I wear latex appliances a lot and if you'll be running and sweating, it's hard to keep it glued own. I am also have oily skin, which does not help. Just make sure your face is nice and clean before you apply, it will stick better.


I might have a picture, I will look for it.


----------



## Mindcrime

I'm going as a scarecrow this year, and I am using the burlap bag method. (I've never really subscribed to using a prefab mask, especially with so earthy a creature.)

#1. Wash the burlap first. Not only will this help to eliminate the tiny-fibers-in-the-eyes problem, but it will make the material more pliable and more ragged looking. Use the gentle cycle and line dry it. I also took the oopportunity to add a little detergent for darks to the wash water because the burlap looked new. This turned it a little greyer, kinda dingy looking.

#2. Next I took a generic blank mask and it to cut out eye holes. I also took a black marker and outlined the position the mask had inside the burlap. This mask will act as the base for your hood.

#3. I then secured strips of black, sheer fabric across the eyes of the generic mask. This will darken the eye holes so that you can still see out, but there aren't big white eyeballs staring out from the burlap.

#3. Position the burlap on the mask, lining up the eye holes and hot glue it in place. Depending on how big your piece of burlap is, you can slice it up the back and sew it back together for a snug fit. This will give the hood some facial definition, rather than just a potato sack over the head look.

#4. I added a wide straw hat to my costume, fraying the ends and roughing it up, with some straw glued to the inside brim to look like hair. 

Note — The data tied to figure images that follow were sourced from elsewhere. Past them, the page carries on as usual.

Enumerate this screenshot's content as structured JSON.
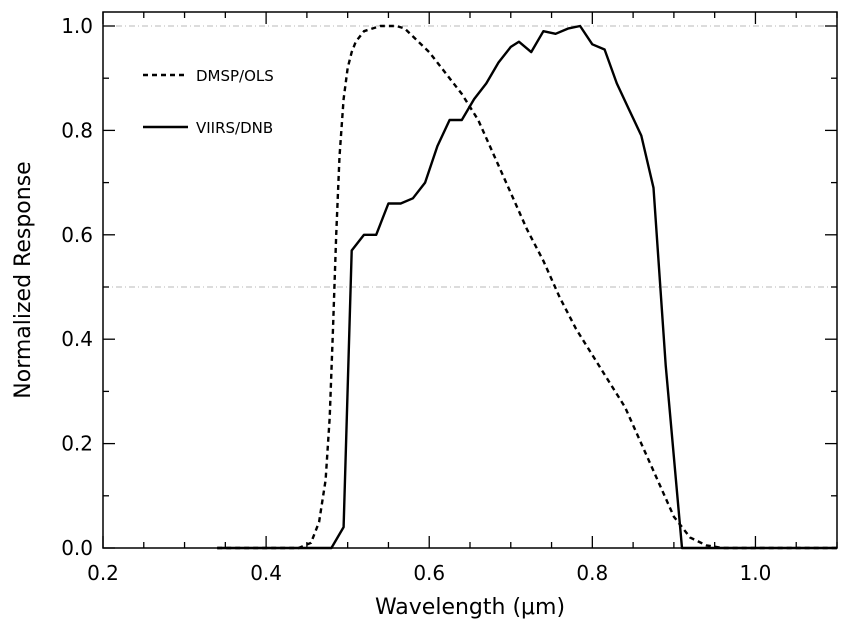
{
  "chart_data": {
    "type": "line",
    "xlabel": "Wavelength (μm)",
    "ylabel": "Normalized Response",
    "xlim": [
      0.2,
      1.1
    ],
    "ylim": [
      0.0,
      1.0
    ],
    "xticks": [
      "0.2",
      "0.4",
      "0.6",
      "0.8",
      "1.0"
    ],
    "yticks": [
      "0.0",
      "0.2",
      "0.4",
      "0.6",
      "0.8",
      "1.0"
    ],
    "x_minor_step": 0.05,
    "y_minor_step": 0.1,
    "reference_lines_y": [
      0.5,
      1.0
    ],
    "grid": false,
    "legend_position": "top-left",
    "series": [
      {
        "name": "DMSP/OLS",
        "style": "dashed",
        "x": [
          0.34,
          0.44,
          0.455,
          0.465,
          0.473,
          0.478,
          0.482,
          0.486,
          0.49,
          0.495,
          0.5,
          0.505,
          0.51,
          0.52,
          0.53,
          0.54,
          0.55,
          0.56,
          0.57,
          0.58,
          0.6,
          0.62,
          0.64,
          0.66,
          0.68,
          0.7,
          0.72,
          0.74,
          0.76,
          0.78,
          0.8,
          0.82,
          0.84,
          0.86,
          0.88,
          0.9,
          0.92,
          0.94,
          0.96,
          1.1
        ],
        "y": [
          0.0,
          0.0,
          0.01,
          0.05,
          0.13,
          0.25,
          0.42,
          0.6,
          0.75,
          0.86,
          0.92,
          0.95,
          0.97,
          0.99,
          0.995,
          1.0,
          1.0,
          1.0,
          0.995,
          0.98,
          0.95,
          0.91,
          0.87,
          0.82,
          0.75,
          0.68,
          0.61,
          0.55,
          0.48,
          0.42,
          0.37,
          0.32,
          0.27,
          0.2,
          0.13,
          0.06,
          0.02,
          0.005,
          0.0,
          0.0
        ]
      },
      {
        "name": "VIIRS/DNB",
        "style": "solid",
        "x": [
          0.34,
          0.48,
          0.495,
          0.505,
          0.52,
          0.535,
          0.55,
          0.565,
          0.58,
          0.595,
          0.61,
          0.625,
          0.64,
          0.655,
          0.67,
          0.685,
          0.7,
          0.71,
          0.725,
          0.74,
          0.755,
          0.77,
          0.785,
          0.8,
          0.815,
          0.83,
          0.845,
          0.86,
          0.875,
          0.89,
          0.91,
          1.1
        ],
        "y": [
          0.0,
          0.0,
          0.04,
          0.57,
          0.6,
          0.6,
          0.66,
          0.66,
          0.67,
          0.7,
          0.77,
          0.82,
          0.82,
          0.86,
          0.89,
          0.93,
          0.96,
          0.97,
          0.95,
          0.99,
          0.985,
          0.995,
          1.0,
          0.965,
          0.955,
          0.89,
          0.84,
          0.79,
          0.69,
          0.35,
          0.0,
          0.0
        ]
      }
    ]
  },
  "colors": {
    "line": "#000000",
    "reference_line": "#b8b8b8",
    "background": "#ffffff"
  }
}
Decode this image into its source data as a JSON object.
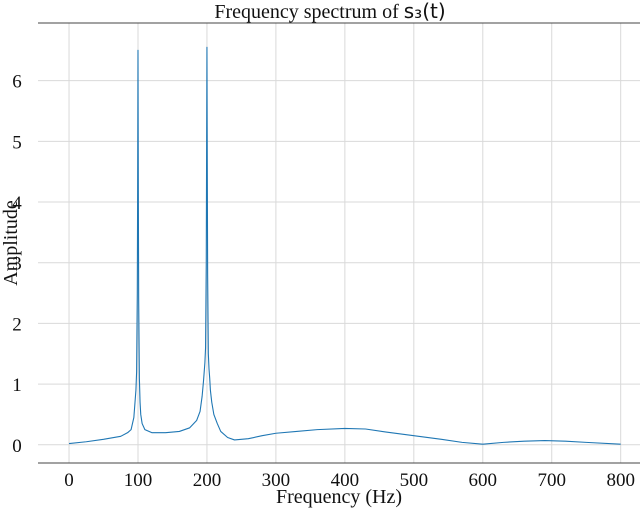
{
  "chart_data": {
    "type": "line",
    "title_prefix": "Frequency spectrum of ",
    "title_math": "s₃(t)",
    "xlabel": "Frequency (Hz)",
    "ylabel": "Amplitude",
    "xlim": [
      -45,
      828
    ],
    "ylim": [
      -0.3,
      6.95
    ],
    "xticks": [
      0,
      100,
      200,
      300,
      400,
      500,
      600,
      700,
      800
    ],
    "yticks": [
      0,
      1,
      2,
      3,
      4,
      5,
      6
    ],
    "grid": true,
    "line_color": "#1f77b4",
    "series": [
      {
        "x": [
          0,
          25,
          50,
          75,
          85,
          90,
          94,
          96,
          97,
          98,
          99,
          99.5,
          100,
          100.5,
          101,
          102,
          103,
          104,
          106,
          110,
          120,
          140,
          160,
          175,
          185,
          190,
          193,
          195,
          196,
          197,
          198,
          199,
          199.5,
          200,
          200.5,
          201,
          202,
          203,
          204,
          205,
          207,
          210,
          215,
          220,
          230,
          240,
          260,
          280,
          300,
          330,
          360,
          400,
          430,
          460,
          500,
          540,
          570,
          600,
          630,
          660,
          690,
          720,
          750,
          800
        ],
        "y": [
          0.02,
          0.05,
          0.09,
          0.14,
          0.2,
          0.25,
          0.45,
          0.75,
          0.9,
          1.2,
          2.5,
          4.2,
          6.5,
          4.2,
          2.4,
          1.1,
          0.7,
          0.5,
          0.35,
          0.25,
          0.2,
          0.2,
          0.22,
          0.28,
          0.4,
          0.55,
          0.8,
          1.05,
          1.2,
          1.35,
          1.6,
          3.0,
          4.8,
          6.55,
          4.6,
          2.8,
          1.5,
          1.25,
          1.1,
          0.9,
          0.7,
          0.5,
          0.35,
          0.22,
          0.12,
          0.08,
          0.1,
          0.15,
          0.19,
          0.22,
          0.25,
          0.27,
          0.26,
          0.21,
          0.15,
          0.09,
          0.04,
          0.01,
          0.04,
          0.06,
          0.07,
          0.06,
          0.04,
          0.01
        ]
      }
    ]
  }
}
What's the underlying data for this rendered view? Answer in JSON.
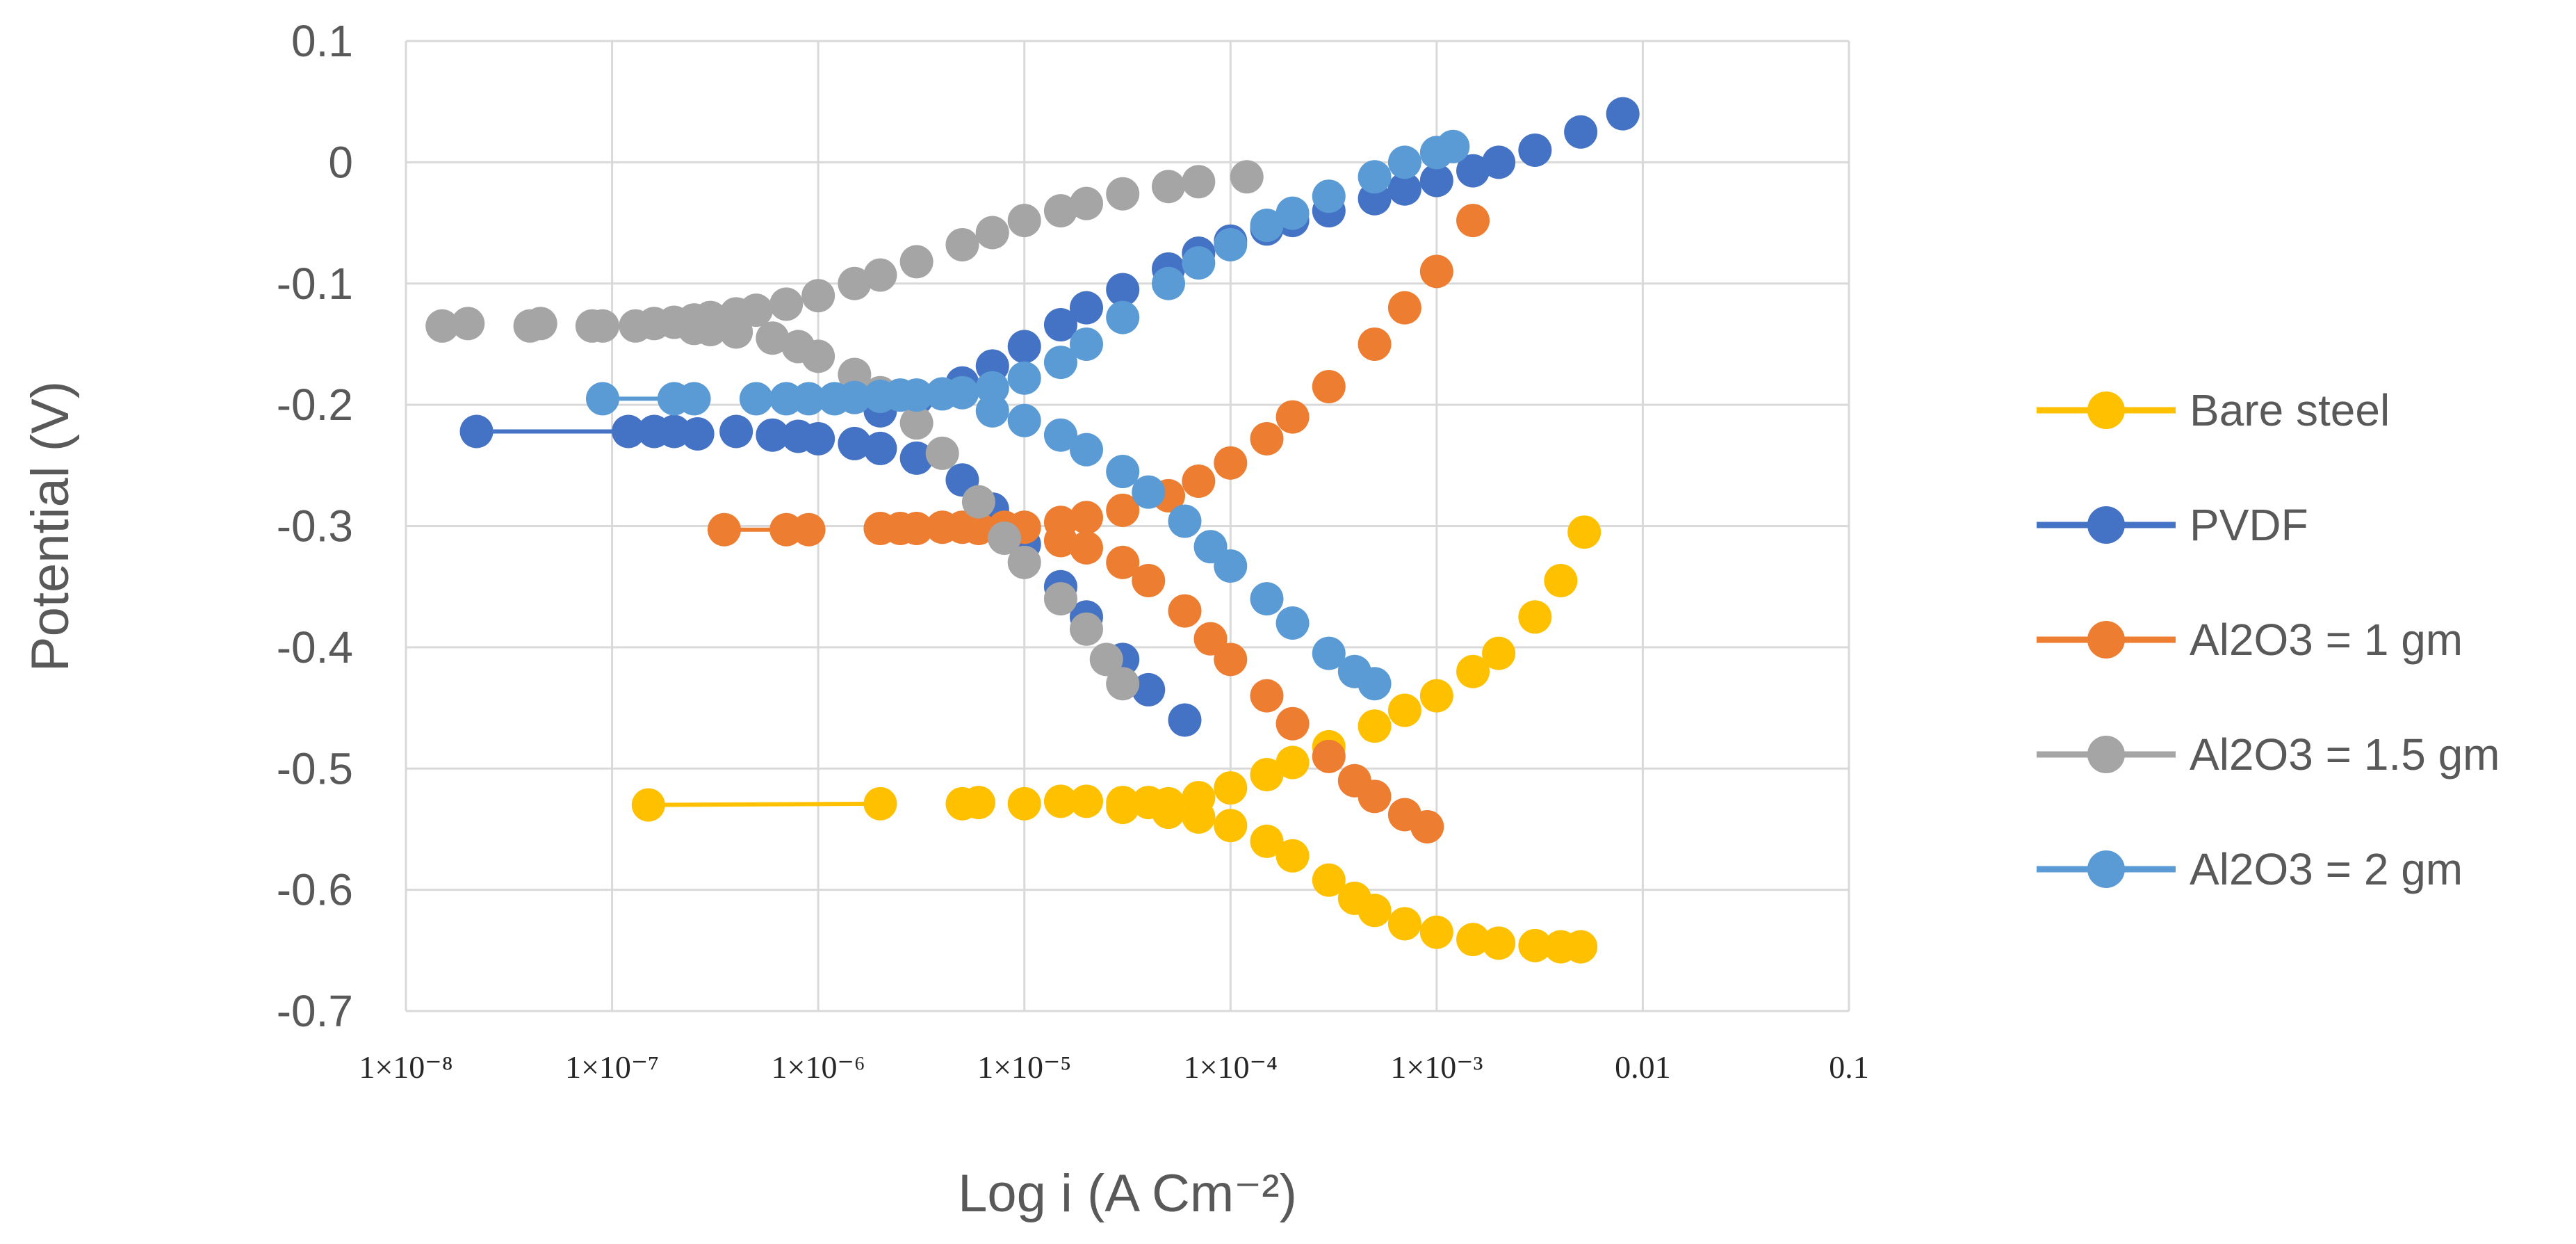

#5. A scarecrow would never just wear Goodwill fodder. I think the plaid shirt and old dress pants look trite. So I made a simple tunic-style shirt from burlap, sewed sleeves on it, with a rope belt. The pants I made from a dyed wool blanket. This gives the clothes a rough, ragged look without looking like a hand-me-down monster.

#6. As a final touch I added gloves with long twigs lashed to the fingers. 

I also will be wearing 18" stilts, to make my presence more imposing.


----------



## Draven84

If you don't want to wear something over your head. Go with liquid latex and either cheese cloth, or really thin burlap (Which works best) Apply the latex, use a bald cap to cover your hair and apply latex and burlap over it. 

For the eyes and mouth burn the edges of the burlap then apply then black makeup around eyes and on eyelids.


----------